What the papers say – March 13

Stories about the continuing coronavirus vaccine rollout and news of a police officer being charged with the murder of Sarah Everard lead many of the papers on Saturday.

The Times and The Daily Telegraph both lead with details of the Covid jab scheme, with the former saying all adults in Britain will be offered a shot by June 10, while the Telegraph says all those over 40 will be given their first dose by Easter.

The death of Ms Everard continues to lead many papers, with the i weekend reporting vigils and protests will be held despite a veto from the Metropolitan Police.

The Guardian leads with the charge laid against Wayne Couzens, as does the Daily Mirror.

The Daily Mail reports on an investigation into a “sickening video” which allegedly portrays “drunken troops” at the Royal Air Force sexually assaulting a young airman.

Brexit fallout leads The Independent, with the paper leading with a poll which suggests Britons think the departure from the bloc has been bad for the economy and trade.
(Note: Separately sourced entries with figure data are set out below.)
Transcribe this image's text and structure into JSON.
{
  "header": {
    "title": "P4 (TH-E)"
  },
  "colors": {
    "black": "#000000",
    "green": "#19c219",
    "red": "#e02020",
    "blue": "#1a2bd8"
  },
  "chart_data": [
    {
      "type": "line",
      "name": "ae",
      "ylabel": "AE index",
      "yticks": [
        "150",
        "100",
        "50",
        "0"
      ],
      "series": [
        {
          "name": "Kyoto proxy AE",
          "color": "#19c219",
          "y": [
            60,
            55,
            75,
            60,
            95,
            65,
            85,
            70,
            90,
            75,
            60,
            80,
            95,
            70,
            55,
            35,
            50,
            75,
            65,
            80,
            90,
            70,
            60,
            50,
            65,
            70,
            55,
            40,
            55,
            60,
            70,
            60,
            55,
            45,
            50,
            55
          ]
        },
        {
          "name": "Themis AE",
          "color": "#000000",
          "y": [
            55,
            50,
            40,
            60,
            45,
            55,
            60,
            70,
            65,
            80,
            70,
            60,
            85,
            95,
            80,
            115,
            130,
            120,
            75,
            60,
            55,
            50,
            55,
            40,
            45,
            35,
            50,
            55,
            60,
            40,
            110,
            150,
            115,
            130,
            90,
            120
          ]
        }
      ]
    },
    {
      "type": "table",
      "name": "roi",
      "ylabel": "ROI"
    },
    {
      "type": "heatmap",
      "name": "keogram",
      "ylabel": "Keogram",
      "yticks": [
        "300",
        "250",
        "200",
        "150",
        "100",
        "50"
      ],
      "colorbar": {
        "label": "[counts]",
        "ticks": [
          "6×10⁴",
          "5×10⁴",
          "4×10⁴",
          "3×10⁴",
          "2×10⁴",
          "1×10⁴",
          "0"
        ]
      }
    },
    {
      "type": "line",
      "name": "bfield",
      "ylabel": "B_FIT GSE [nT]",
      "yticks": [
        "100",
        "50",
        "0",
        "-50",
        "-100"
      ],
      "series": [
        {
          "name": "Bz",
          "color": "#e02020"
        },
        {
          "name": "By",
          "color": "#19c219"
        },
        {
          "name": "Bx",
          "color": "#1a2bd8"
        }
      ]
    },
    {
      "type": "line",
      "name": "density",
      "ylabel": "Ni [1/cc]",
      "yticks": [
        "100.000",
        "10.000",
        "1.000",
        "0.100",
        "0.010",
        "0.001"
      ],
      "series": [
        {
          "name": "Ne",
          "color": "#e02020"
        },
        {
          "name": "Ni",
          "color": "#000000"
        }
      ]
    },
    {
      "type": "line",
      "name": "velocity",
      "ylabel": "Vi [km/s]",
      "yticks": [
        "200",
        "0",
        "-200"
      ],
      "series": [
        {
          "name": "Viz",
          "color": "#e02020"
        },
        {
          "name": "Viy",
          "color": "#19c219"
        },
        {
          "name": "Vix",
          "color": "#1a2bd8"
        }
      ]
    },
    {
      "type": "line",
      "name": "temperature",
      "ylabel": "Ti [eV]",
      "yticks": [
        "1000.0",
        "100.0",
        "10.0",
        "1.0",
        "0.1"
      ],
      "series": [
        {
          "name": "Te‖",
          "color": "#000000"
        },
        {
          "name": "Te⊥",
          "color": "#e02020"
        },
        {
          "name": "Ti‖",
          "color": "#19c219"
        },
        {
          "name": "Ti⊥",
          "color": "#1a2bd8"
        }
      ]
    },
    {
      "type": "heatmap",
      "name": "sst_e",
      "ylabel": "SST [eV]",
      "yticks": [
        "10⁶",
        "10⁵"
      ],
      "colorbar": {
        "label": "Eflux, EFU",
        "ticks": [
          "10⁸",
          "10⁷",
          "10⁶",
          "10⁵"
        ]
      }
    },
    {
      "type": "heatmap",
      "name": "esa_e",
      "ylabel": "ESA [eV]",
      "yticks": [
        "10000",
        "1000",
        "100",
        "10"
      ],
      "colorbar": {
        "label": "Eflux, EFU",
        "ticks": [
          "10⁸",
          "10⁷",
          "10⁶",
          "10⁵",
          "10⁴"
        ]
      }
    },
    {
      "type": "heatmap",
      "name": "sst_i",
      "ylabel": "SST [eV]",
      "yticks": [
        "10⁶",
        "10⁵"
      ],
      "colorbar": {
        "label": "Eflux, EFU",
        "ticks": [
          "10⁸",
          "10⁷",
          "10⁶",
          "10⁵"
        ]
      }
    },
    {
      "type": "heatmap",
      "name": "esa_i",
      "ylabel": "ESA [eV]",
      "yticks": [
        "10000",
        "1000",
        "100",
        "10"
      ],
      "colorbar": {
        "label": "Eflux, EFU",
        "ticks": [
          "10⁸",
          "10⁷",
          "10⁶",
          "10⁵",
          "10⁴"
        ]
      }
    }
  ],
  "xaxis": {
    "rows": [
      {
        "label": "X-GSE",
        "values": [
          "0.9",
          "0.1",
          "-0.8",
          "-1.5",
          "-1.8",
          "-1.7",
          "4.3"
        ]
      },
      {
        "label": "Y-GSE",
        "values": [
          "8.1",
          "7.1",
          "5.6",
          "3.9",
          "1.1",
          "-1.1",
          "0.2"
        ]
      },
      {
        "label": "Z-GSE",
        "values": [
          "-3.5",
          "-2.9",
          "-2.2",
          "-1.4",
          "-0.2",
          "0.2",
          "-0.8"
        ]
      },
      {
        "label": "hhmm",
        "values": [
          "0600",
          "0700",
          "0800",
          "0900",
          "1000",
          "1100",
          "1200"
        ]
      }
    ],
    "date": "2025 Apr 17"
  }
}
Trade also leads the Daily Express, their main story saying the UK is closer to securing a deal with the US.

The Daily Star leads with an admission by Education Secretary Gavin Williamson that he has been lobbied at home on how to improve the Department for Education.

And the FT Weekend says UK taxpayers are exposed to £1 billion of debt from steel magnate Sanjeev Gupta and finance group Greensill Capital.